The offset that you assign determines the pixel offset of the display area
relative to the start of the background scene, as if the screen was a camera
looking at the scene. In other words, as a BG X offset value increases, you can
think of it as the camera moving to the right, or as that background moving to
the left. Like when mario walks toward the goal. Similarly, when a BG Y offset
increases the camera is moving down, or the background is moving up, like when
mario falls down from a high platform.

Depending on how much the background is scrolled and the size of the background,
it will loop.

## Mosaic

As a special effect, you can apply mosaic to backgrounds and objects. It's just
a single flag for each background, so all backgrounds will use the same mosaic
settings when they have it enabled. What it actually does is split the normal
image into "blocks" and then each block gets the color of the top left pixel of
that block. This is the effect you see when link hits an electric foe with his
sword and the whole screen "buzzes" at you.

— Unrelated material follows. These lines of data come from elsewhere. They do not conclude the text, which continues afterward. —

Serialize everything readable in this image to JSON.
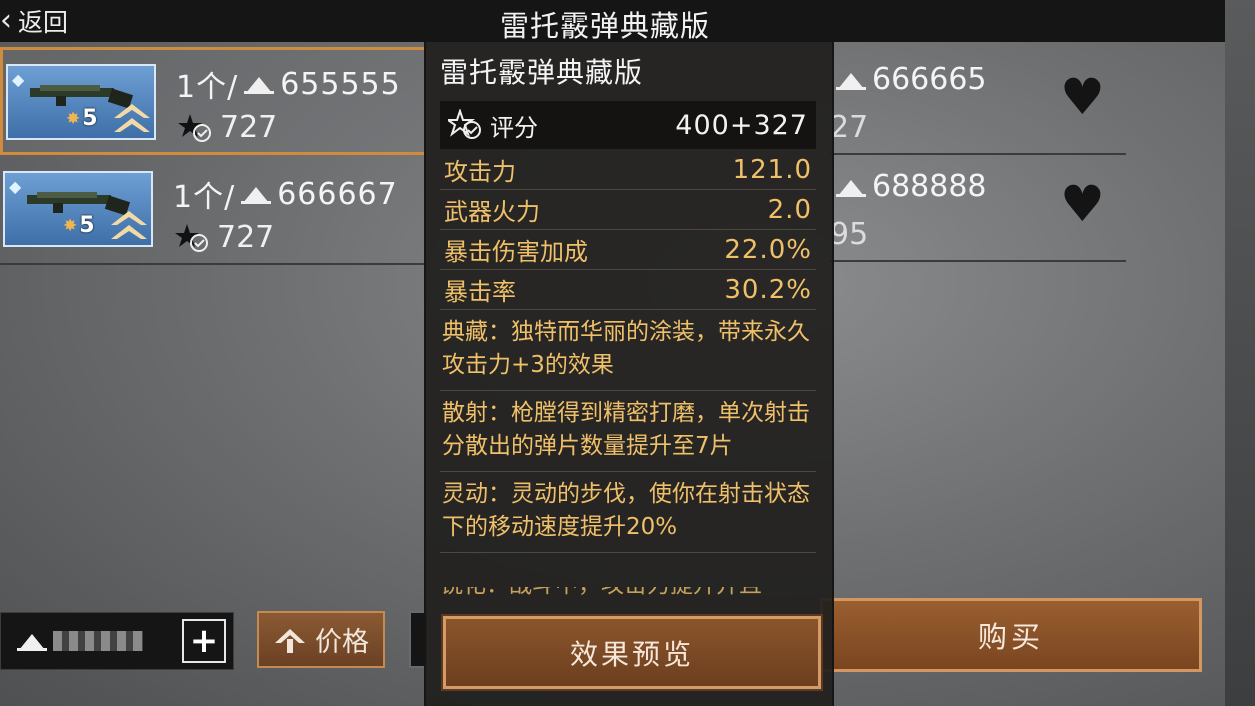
{
  "header": {
    "back_label": "返回",
    "title": "雷托霰弹典藏版"
  },
  "listings_left": [
    {
      "quantity_label": "1个/",
      "price": "655555",
      "score": "727",
      "level": "5",
      "selected": true
    },
    {
      "quantity_label": "1个/",
      "price": "666667",
      "score": "727",
      "level": "5",
      "selected": false
    }
  ],
  "listings_right": [
    {
      "price": "666665",
      "score": "27"
    },
    {
      "price": "688888",
      "score": "95"
    }
  ],
  "popup": {
    "title": "雷托霰弹典藏版",
    "score_label": "评分",
    "score_value": "400+327",
    "stats": [
      {
        "label": "攻击力",
        "value": "121.0"
      },
      {
        "label": "武器火力",
        "value": "2.0"
      },
      {
        "label": "暴击伤害加成",
        "value": "22.0%"
      },
      {
        "label": "暴击率",
        "value": "30.2%"
      }
    ],
    "descriptions": [
      "典藏：独特而华丽的涂装，带来永久攻击力+3的效果",
      "散射：枪膛得到精密打磨，单次射击分散出的弹片数量提升至7片",
      "灵动：灵动的步伐，使你在射击状态下的移动速度提升20%"
    ],
    "truncated_line": "锐化：战斗中，攻击力提升并且",
    "preview_button": "效果预览"
  },
  "bottom": {
    "sort_label": "价格",
    "plus_label": "+",
    "buy_label": "购买"
  },
  "colors": {
    "accent_gold": "#efc069",
    "button_brown": "#8b552c",
    "selection_border": "#d08b3d"
  },
  "icons": [
    "back-chevron-icon",
    "gem-icon",
    "star-icon",
    "rank-up-icon",
    "coin-icon",
    "score-badge-icon",
    "heart-icon",
    "plus-icon",
    "sort-up-icon"
  ]
}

The mosaic control is a _write only_ `u16` IO register at `0x400_004C`.

There's 4 bits each for:

* Horizontal BG stretch
* Vertical BG stretch
* Horizontal object stretch
* Vertical object stretch

The inputs should be 1 _less_ than the desired block size. So if you set a
stretch value of 5 then pixels 0-5 would be part of the first block (6 pixels),
then 6-11 is the next block (another 6 pixels) and so on.

If you need to make a pixel other than the top left part of each block the one
that determines the mosaic color you can carefully offset the background or
image by a tiny bit, but of course that makes every mosaic block change its
target pixel. You can't change the target pixel on a block by block basis.